14. The process according to claim 1, wherein the ruthenium/rhenium catalyst in the hydrogenation step c) has a noble metal content of 1 to 10% by weight.

15. The process according to claim 1, wherein the noble metal catalyst in stage c) has a content of ruthenium of 1 to 10% by weight and a content of rhenium of 1 to 10% by weight.

16. The process according to claim 1, wherein a support material of the ruthenium/rhenium catalyst comprises activated carbon.

17. The process according to claim 1, wherein the hydrogenation is performed at a temperature of from 100 to 300° C.
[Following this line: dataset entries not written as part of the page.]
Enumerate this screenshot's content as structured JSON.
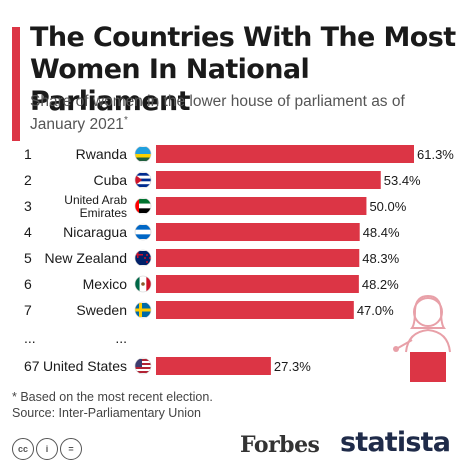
{
  "header": {
    "title": "The Countries With The Most Women In National Parliament",
    "subtitle": "Share of women in the lower house of parliament as of January 2021",
    "subtitle_mark": "*"
  },
  "chart_data": {
    "type": "bar",
    "orientation": "horizontal",
    "categories": [
      "Rwanda",
      "Cuba",
      "United Arab Emirates",
      "Nicaragua",
      "New Zealand",
      "Mexico",
      "Sweden",
      "United States"
    ],
    "ranks": [
      "1",
      "2",
      "3",
      "4",
      "5",
      "6",
      "7",
      "67"
    ],
    "values": [
      61.3,
      53.4,
      50.0,
      48.4,
      48.3,
      48.2,
      47.0,
      27.3
    ],
    "value_labels": [
      "61.3%",
      "53.4%",
      "50.0%",
      "48.4%",
      "48.3%",
      "48.2%",
      "47.0%",
      "27.3%"
    ],
    "flags": [
      "flag-rwanda-icon",
      "flag-cuba-icon",
      "flag-uae-icon",
      "flag-nicaragua-icon",
      "flag-new-zealand-icon",
      "flag-mexico-icon",
      "flag-sweden-icon",
      "flag-usa-icon"
    ],
    "gap_marker": "...",
    "unit": "%",
    "bar_color": "#dc3545",
    "xlim": [
      0,
      61.3
    ],
    "grid": false
  },
  "footer": {
    "footnote": "* Based on the most recent election.",
    "source": "Source: Inter-Parliamentary Union",
    "license_icons": [
      "cc",
      "i",
      "="
    ],
    "forbes": "Forbes",
    "statista": "statista"
  },
  "colors": {
    "accent": "#dc3545",
    "title": "#1a1a1a",
    "statista_navy": "#1f2b49"
  }
}
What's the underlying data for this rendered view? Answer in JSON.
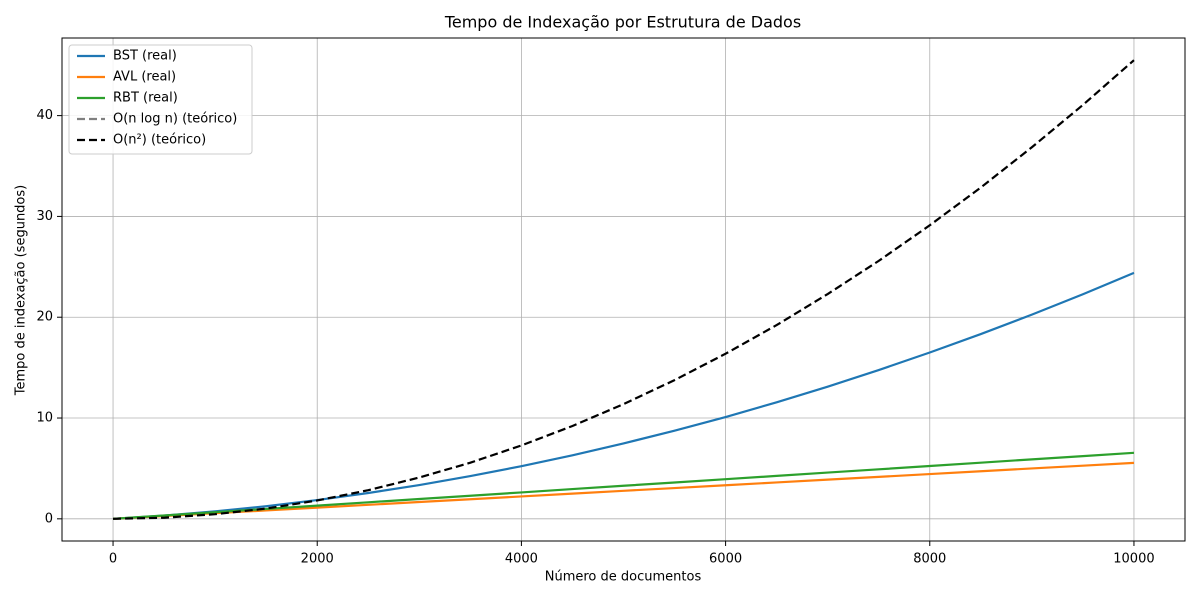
{
  "chart_data": {
    "type": "line",
    "title": "Tempo de Indexação por Estrutura de Dados",
    "xlabel": "Número de documentos",
    "ylabel": "Tempo de indexação (segundos)",
    "x": [
      0,
      500,
      1000,
      1500,
      2000,
      2500,
      3000,
      3500,
      4000,
      4500,
      5000,
      5500,
      6000,
      6500,
      7000,
      7500,
      8000,
      8500,
      9000,
      9500,
      10000
    ],
    "series": [
      {
        "name": "BST (real)",
        "color": "#1f77b4",
        "linestyle": "solid",
        "values": [
          0,
          0.32,
          0.74,
          1.25,
          1.86,
          2.56,
          3.35,
          4.24,
          5.22,
          6.3,
          7.48,
          8.74,
          10.1,
          11.56,
          13.11,
          14.76,
          16.5,
          18.33,
          20.26,
          22.28,
          24.4
        ]
      },
      {
        "name": "AVL (real)",
        "color": "#ff7f0e",
        "linestyle": "solid",
        "values": [
          0,
          0.28,
          0.56,
          0.83,
          1.11,
          1.39,
          1.67,
          1.94,
          2.22,
          2.5,
          2.78,
          3.05,
          3.33,
          3.61,
          3.89,
          4.16,
          4.44,
          4.72,
          5.0,
          5.27,
          5.55
        ]
      },
      {
        "name": "RBT (real)",
        "color": "#2ca02c",
        "linestyle": "solid",
        "values": [
          0,
          0.33,
          0.66,
          0.98,
          1.31,
          1.64,
          1.97,
          2.29,
          2.62,
          2.95,
          3.28,
          3.6,
          3.93,
          4.26,
          4.59,
          4.91,
          5.24,
          5.57,
          5.9,
          6.22,
          6.55
        ]
      },
      {
        "name": "O(n log n) (teórico)",
        "color": "#808080",
        "linestyle": "dashed",
        "values": [
          null,
          null,
          null,
          null,
          null,
          null,
          null,
          null,
          null,
          null,
          null,
          null,
          null,
          null,
          null,
          null,
          null,
          null,
          null,
          null,
          null
        ]
      },
      {
        "name": "O(n²) (teórico)",
        "color": "#000000",
        "linestyle": "dashed",
        "values": [
          0,
          0.11,
          0.46,
          1.02,
          1.82,
          2.84,
          4.1,
          5.57,
          7.28,
          9.21,
          11.38,
          13.76,
          16.38,
          19.22,
          22.3,
          25.59,
          29.12,
          32.87,
          36.86,
          41.06,
          45.5
        ]
      }
    ],
    "xlim": [
      -500,
      10500
    ],
    "ylim": [
      -2.2,
      47.7
    ],
    "xticks": [
      0,
      2000,
      4000,
      6000,
      8000,
      10000
    ],
    "yticks": [
      0,
      10,
      20,
      30,
      40
    ],
    "grid": true,
    "legend": "upper left"
  }
}
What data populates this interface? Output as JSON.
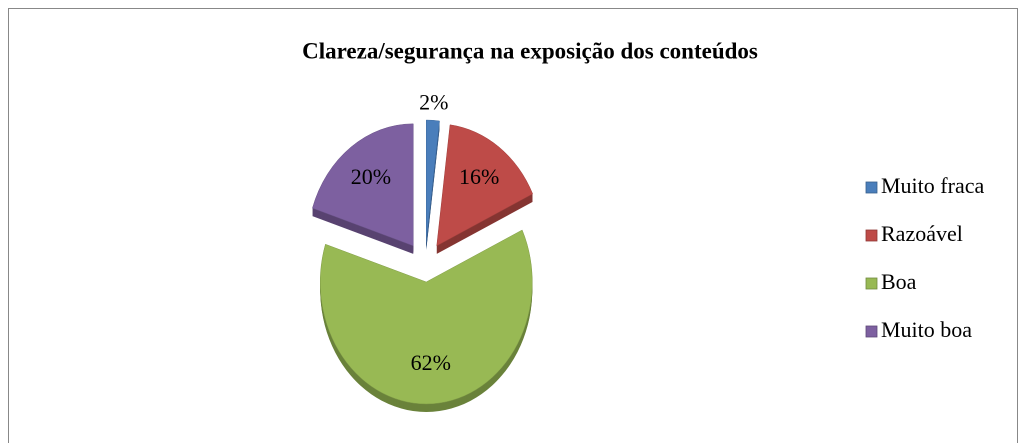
{
  "chart_data": {
    "type": "pie",
    "title": "Clareza/segurança na exposição dos conteúdos",
    "categories": [
      "Muito fraca",
      "Razoável",
      "Boa",
      "Muito boa"
    ],
    "values": [
      2,
      16,
      62,
      20
    ],
    "value_labels": [
      "2%",
      "16%",
      "62%",
      "20%"
    ],
    "colors": [
      "#4a7ebb",
      "#be4b48",
      "#98b954",
      "#7d60a0"
    ],
    "legend": "right"
  }
}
18. The process according to claim 1, wherein the hydrogenation step c) is performed at hydrogen pressures of 50 to 300 bar.

19. The process according to claim 1, wherein the hydrogenation is performed over a period of not more than 20 hours.

20. The process according to claim 1, wherein the amount of catalyst used is 0.1 to 7.5% by weight, based on the amount of 2-hydroxycarboxylic acid.

21. The process according to claim 1, wherein the hydrogenation catalyst is recycled.

22. The process according to claim 1, wherein said 1,2-diol is isolated and/or purified by distillation.

23. The process according to claim 1, wherein said 1,2-diol is 1,2-pentanediol.

24. The process according to claim 1, wherein process step a) is performed in the presence of an organic amine.

25. The process according to claim 1, wherein the acidic hydrolysis in process step b) is performed in the presence of 20 to 37% hydrochloric acid or 50 to 80% sulphuric acid.

26. The process according to claim 1, wherein the hydrolysis step b) is performed under boiling conditions of the solvent and under standard pressure.